Here’s a look at what hospital and other healthcare consolidation means in one state — tiny Rhode Island. Kristin Gourlay of Rhode Island Public Radio concludes:

So there’s all this consolidation. What about the proliferation of {Rhode Island-based CVS} MinuteClinics and freestanding ERs? I think it’s a side effect of consolidation, a response to long waits, overburdened primary care doctors and emergency departments. And I think it’s a recognition that hospitals are changing. Not everything has to be done in hospitals – witness the growth of outpatient surgery, imaging centers, and more. And as community hospitals struggle and shut down, we’ll see more of these freestanding clinics or chains popping up to fill in the gaps. Of course, I don’t believe big trauma center/teaching hospitals are going anywhere any time soon. You still need catheterization labs and surgery suites and specialties. But maybe you don’t need as many of them within a small radius. Or at least, it’s turning out to be too expensive to maintain some of the same specialties at so many different sites.

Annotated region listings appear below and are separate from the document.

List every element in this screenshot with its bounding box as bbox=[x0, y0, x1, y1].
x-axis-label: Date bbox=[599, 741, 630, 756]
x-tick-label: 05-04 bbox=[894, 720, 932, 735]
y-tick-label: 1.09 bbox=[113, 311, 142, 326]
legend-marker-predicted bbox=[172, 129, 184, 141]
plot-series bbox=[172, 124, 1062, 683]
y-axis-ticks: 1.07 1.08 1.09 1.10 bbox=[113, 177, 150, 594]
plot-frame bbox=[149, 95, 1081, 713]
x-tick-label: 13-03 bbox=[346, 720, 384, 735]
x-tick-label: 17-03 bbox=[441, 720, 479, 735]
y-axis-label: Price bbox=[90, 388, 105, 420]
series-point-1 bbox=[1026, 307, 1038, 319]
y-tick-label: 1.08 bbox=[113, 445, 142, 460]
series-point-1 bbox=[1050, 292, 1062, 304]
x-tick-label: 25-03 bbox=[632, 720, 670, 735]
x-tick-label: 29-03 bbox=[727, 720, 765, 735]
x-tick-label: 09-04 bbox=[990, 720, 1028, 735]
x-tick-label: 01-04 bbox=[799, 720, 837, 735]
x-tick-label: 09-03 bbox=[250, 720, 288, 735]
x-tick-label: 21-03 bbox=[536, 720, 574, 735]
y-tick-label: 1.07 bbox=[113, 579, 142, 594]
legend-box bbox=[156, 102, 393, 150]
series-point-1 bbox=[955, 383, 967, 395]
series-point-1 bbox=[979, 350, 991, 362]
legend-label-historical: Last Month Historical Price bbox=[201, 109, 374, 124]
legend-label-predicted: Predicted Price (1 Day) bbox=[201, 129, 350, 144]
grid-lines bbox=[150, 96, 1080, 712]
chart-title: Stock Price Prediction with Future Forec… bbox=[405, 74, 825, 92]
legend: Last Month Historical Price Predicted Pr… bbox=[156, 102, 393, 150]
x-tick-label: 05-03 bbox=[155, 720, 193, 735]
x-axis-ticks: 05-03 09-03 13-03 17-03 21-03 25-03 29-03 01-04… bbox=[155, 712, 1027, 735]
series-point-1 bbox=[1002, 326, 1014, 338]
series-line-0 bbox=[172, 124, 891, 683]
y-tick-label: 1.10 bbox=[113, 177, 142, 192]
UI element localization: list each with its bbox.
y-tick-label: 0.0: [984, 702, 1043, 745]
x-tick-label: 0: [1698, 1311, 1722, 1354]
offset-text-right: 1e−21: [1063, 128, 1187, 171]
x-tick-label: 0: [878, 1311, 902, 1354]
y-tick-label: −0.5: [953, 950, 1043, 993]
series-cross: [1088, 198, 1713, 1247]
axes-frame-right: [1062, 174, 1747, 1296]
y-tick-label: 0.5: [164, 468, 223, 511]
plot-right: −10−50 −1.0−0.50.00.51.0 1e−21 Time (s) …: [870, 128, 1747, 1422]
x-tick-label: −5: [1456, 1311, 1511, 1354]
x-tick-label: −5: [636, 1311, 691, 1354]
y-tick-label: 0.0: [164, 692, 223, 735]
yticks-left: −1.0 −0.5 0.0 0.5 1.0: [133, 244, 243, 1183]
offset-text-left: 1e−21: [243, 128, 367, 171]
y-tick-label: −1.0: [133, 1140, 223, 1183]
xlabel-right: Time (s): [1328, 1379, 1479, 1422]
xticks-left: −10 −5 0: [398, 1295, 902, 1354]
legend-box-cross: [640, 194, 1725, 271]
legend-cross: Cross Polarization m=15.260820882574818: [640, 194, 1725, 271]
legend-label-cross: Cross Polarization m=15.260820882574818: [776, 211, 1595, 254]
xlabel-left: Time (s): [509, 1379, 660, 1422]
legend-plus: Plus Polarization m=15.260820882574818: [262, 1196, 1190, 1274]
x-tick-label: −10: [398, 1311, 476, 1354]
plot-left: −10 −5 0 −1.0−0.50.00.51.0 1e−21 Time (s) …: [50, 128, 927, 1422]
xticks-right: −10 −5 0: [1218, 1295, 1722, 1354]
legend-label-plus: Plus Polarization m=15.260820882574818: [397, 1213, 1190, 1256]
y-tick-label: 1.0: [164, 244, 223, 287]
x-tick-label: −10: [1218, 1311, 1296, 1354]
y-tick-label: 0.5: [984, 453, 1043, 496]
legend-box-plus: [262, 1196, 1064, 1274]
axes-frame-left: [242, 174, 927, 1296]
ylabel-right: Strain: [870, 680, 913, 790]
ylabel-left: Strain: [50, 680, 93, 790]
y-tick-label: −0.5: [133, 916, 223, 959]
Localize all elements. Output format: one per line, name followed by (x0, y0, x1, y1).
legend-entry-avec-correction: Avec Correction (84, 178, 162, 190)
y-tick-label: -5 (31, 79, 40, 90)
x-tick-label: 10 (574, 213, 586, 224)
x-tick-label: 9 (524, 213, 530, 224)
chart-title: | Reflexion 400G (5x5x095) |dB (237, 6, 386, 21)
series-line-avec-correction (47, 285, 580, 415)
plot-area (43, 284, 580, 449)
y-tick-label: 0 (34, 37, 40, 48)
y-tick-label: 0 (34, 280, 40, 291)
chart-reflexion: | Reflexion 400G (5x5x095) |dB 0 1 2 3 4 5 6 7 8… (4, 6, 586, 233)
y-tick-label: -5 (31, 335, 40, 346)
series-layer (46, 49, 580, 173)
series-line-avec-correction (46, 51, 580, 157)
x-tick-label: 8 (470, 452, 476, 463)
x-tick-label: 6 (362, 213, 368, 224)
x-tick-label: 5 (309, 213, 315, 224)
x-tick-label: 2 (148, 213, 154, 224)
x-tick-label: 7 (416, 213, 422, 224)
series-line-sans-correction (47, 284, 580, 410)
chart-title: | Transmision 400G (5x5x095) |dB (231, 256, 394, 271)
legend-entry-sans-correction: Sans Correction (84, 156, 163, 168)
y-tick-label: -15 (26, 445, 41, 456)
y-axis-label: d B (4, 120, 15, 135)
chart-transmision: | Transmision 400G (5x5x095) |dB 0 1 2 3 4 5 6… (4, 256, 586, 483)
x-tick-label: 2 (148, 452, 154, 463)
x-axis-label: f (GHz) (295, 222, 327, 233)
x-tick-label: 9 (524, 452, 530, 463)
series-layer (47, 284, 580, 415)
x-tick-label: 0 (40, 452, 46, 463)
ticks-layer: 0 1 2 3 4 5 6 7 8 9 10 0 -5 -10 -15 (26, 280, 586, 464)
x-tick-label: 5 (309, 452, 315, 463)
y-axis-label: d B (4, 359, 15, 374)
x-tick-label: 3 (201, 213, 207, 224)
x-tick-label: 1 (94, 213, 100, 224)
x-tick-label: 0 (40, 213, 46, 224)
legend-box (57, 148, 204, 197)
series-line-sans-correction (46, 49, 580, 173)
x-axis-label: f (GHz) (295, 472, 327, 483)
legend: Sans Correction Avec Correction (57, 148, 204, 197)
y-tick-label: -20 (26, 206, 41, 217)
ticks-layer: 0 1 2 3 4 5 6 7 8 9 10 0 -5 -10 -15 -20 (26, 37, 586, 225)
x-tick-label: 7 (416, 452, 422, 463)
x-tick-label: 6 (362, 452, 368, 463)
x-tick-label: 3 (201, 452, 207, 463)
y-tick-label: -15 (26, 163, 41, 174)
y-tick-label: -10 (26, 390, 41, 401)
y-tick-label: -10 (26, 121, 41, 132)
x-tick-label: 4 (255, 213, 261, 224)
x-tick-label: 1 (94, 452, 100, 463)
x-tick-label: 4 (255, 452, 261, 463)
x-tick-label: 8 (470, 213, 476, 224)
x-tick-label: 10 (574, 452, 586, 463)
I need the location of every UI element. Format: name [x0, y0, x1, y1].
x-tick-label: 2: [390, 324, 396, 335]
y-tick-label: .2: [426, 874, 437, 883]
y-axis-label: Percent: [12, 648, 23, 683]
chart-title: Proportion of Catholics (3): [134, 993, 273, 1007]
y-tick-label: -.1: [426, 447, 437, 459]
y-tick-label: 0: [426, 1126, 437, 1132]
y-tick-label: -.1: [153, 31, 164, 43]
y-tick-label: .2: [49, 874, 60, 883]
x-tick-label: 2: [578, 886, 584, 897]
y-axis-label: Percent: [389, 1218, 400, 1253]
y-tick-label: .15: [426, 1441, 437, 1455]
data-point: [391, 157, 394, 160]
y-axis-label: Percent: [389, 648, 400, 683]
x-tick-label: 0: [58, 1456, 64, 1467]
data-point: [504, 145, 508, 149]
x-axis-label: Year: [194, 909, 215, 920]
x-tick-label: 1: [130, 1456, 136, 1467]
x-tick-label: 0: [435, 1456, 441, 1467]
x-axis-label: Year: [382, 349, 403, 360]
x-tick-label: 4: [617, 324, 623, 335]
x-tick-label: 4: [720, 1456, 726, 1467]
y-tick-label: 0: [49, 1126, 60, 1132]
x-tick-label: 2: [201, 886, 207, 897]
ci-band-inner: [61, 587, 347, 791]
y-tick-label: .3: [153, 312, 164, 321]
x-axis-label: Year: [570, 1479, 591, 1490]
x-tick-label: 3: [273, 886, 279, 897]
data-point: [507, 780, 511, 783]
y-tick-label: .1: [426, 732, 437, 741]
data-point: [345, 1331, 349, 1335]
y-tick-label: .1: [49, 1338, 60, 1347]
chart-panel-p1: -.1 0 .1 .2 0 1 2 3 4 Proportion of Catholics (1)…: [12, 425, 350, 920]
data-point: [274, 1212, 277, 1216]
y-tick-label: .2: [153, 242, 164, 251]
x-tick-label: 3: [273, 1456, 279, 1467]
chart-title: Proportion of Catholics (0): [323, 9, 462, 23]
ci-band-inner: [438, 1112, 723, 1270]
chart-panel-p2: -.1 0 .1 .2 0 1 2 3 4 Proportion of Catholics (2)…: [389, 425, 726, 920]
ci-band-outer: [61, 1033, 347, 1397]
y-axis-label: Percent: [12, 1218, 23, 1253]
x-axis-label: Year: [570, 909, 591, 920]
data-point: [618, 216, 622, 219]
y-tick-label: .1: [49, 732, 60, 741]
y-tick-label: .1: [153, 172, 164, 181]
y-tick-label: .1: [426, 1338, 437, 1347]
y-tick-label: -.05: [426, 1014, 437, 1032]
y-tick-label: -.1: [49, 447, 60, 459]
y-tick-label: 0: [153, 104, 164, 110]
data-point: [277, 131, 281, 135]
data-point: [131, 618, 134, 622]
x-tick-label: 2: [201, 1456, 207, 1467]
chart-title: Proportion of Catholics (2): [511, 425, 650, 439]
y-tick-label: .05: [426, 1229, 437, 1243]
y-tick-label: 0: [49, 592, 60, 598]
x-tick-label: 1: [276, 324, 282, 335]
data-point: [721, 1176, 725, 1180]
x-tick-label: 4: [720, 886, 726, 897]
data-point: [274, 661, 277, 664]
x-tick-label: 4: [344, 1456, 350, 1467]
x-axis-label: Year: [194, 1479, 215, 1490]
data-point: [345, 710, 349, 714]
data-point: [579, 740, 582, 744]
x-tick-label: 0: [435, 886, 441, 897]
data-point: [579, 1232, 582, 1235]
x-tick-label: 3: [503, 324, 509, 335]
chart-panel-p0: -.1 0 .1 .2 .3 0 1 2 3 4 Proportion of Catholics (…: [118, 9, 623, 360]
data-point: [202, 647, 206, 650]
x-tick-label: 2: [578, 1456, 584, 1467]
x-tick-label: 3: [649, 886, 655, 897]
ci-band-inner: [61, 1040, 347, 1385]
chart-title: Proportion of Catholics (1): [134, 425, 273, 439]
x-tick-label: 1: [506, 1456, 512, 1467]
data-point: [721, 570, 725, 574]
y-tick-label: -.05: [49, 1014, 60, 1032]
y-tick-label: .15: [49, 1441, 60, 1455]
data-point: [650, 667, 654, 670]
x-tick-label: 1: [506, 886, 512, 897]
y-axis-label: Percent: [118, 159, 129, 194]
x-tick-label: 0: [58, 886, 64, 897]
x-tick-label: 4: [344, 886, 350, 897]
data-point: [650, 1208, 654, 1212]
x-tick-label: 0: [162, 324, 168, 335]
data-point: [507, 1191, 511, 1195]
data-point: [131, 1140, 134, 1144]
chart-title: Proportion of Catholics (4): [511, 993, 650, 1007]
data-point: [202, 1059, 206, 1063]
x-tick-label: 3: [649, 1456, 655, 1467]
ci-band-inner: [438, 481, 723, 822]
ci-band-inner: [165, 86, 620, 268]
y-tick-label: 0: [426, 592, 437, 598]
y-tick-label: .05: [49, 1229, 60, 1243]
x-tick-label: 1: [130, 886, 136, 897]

Then again, it could be that consolidating so many services or hospitals under one roof leads to higher prices – we have yet to see what happens in the next couple of years in Rhode Island. With the consolidation that’s already taken place, spending has not risen as fast here as everyone thought it had.

Consolidation clearly has its up and down sides. Upsides include perhaps an easier-to-navigate system, maybe lower costs. The downsides include less patient choice, and, most importantly, the loss of jobs. But in a state that’s getting older and sicker, let’s hope there’s room for growth in healthcare jobs to take care of us.